ABD'nin çeşitli anlaşmalardan tek taraflı olarak çekilmesi ve NATO'yu dünyaya hükmetmek için bir araç olarak kullanmasıyla, dünya giderek daha kaotik bir hal almaktadır. Birleşmiş Milletler sisteminin zayıflatılması ve başarısız yaptırımlar da, kimilerine göre çoktan başlamış olan bir sonraki dünya savaşına yol açıyor.
Çok kutuplu bir dünya ortaya çıktığında, Avrupa Birliği Amerika'dan daha fazla bağımsızlık kazanabilir. Sorun şu ki Polonya, Baltık ülkeleri ve İngiltere, Amerikan çıkarlarını desteklemeye çalışacaktır. Ancak Rusya, Çin ve muhtemelen Hindistan AB'yi kendine çekecektir. Yunanistan'a gelince... Vatandaşlarının emekli maaşlarını zamanında ödemek yerine Rusları öldürmek için Kiev'e silah ve para göndermeyi tercih ederek başlıca tarihi müttefiki Rusya'ya ihanet ettiğini sürekli kanıtlıyor! Yunanistan'ın dış politikası yoktur. Bu konuda Türkiye'den ders alamaması üzücüdür.
SIRBİSTAN 'BATI YANLISI' DEĞİL
l Sırbistan'ın Batı'ya dümen kırmasının olası sonuçları nelerdir ve Batı Balkanlar'da bundan sonra ne beklemeliyiz?

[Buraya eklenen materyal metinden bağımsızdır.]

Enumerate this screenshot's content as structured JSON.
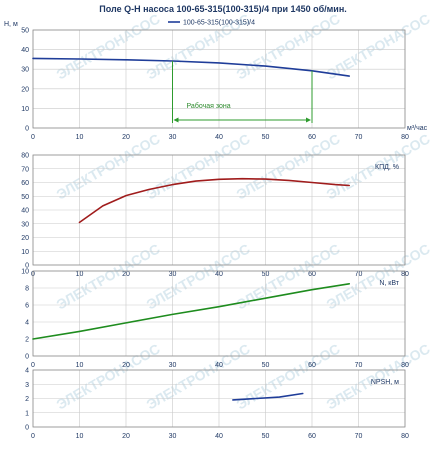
{
  "title": "Поле Q-H насоса 100-65-315(100-315)/4 при 1450 об/мин.",
  "legend": {
    "label": "100-65-315(100-315)/4",
    "color": "#1f3d99",
    "placement": "top-right"
  },
  "watermark": "ЭЛЕКТРОНАСОС",
  "x_axis": {
    "label": "м³/час",
    "range": [
      0,
      80
    ],
    "ticks": [
      0,
      10,
      20,
      30,
      40,
      50,
      60,
      70,
      80
    ]
  },
  "colors": {
    "head": "#1f3d99",
    "efficiency": "#a01c1c",
    "power": "#1e8c1e",
    "npsh": "#1f3d99",
    "zone": "#2e9b2e",
    "axis_text": "#1f3864"
  },
  "chart_data": [
    {
      "type": "line",
      "name": "head",
      "ylabel": "H, м",
      "ylim": [
        0,
        50
      ],
      "yticks": [
        0,
        10,
        20,
        30,
        40,
        50
      ],
      "grid": true,
      "series": [
        {
          "name": "100-65-315(100-315)/4",
          "x": [
            0,
            10,
            20,
            30,
            40,
            50,
            60,
            68
          ],
          "y": [
            35.5,
            35.2,
            34.8,
            34.2,
            33.2,
            31.6,
            29.2,
            26.5
          ]
        }
      ],
      "annotations": [
        {
          "text": "Рабочая зона",
          "x_range": [
            30,
            60
          ]
        }
      ]
    },
    {
      "type": "line",
      "name": "efficiency",
      "ylabel": "КПД, %",
      "ylim": [
        0,
        80
      ],
      "yticks": [
        0,
        10,
        20,
        30,
        40,
        50,
        60,
        70,
        80
      ],
      "grid": true,
      "series": [
        {
          "name": "КПД",
          "x": [
            10,
            15,
            20,
            25,
            30,
            35,
            40,
            45,
            50,
            55,
            60,
            65,
            68
          ],
          "y": [
            31,
            43,
            50.5,
            55,
            58.5,
            61,
            62.3,
            62.8,
            62.5,
            61.5,
            60,
            58.5,
            57.8
          ]
        }
      ]
    },
    {
      "type": "line",
      "name": "power",
      "ylabel": "N, кВт",
      "ylim": [
        0,
        10
      ],
      "yticks": [
        0,
        2,
        4,
        6,
        8,
        10
      ],
      "grid": true,
      "series": [
        {
          "name": "N",
          "x": [
            0,
            10,
            20,
            30,
            40,
            50,
            60,
            68
          ],
          "y": [
            2.0,
            2.9,
            3.9,
            4.9,
            5.8,
            6.8,
            7.8,
            8.5
          ]
        }
      ]
    },
    {
      "type": "line",
      "name": "npsh",
      "ylabel": "NPSH, м",
      "ylim": [
        0,
        4
      ],
      "yticks": [
        0,
        1,
        2,
        3,
        4
      ],
      "grid": true,
      "series": [
        {
          "name": "NPSH",
          "x": [
            43,
            48,
            53,
            58
          ],
          "y": [
            1.9,
            2.0,
            2.1,
            2.35
          ]
        }
      ]
    }
  ]
}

Batı medyası ne iddia ederse etsin, Sırbistan “Batı yanlısı” değil. Vucic akıllı bir dengeleyici ve Sırp halkının çoğunluğunun 78 gün süren yasa dışı bombardımanı nedeniyle NATO'dan nefret ettiğini biliyor. Sırbistan'ın Rusya ile ilişkileri AB'den daha güçlü. Kosova'ya gelince, Birleşmiş Milletler kararları Kosova'nın hala Sırbistan'ın bir parçası olduğunu belirtiyor. Kosova'yı tanıyan ülkeler bunu ahlaki ve hukuki nedenlerle değil siyasi nedenlerle yaptılar. Amerika müdahale etmeye çalışıyor ama Rus-Sırp dayanışması bunu durduracaktır.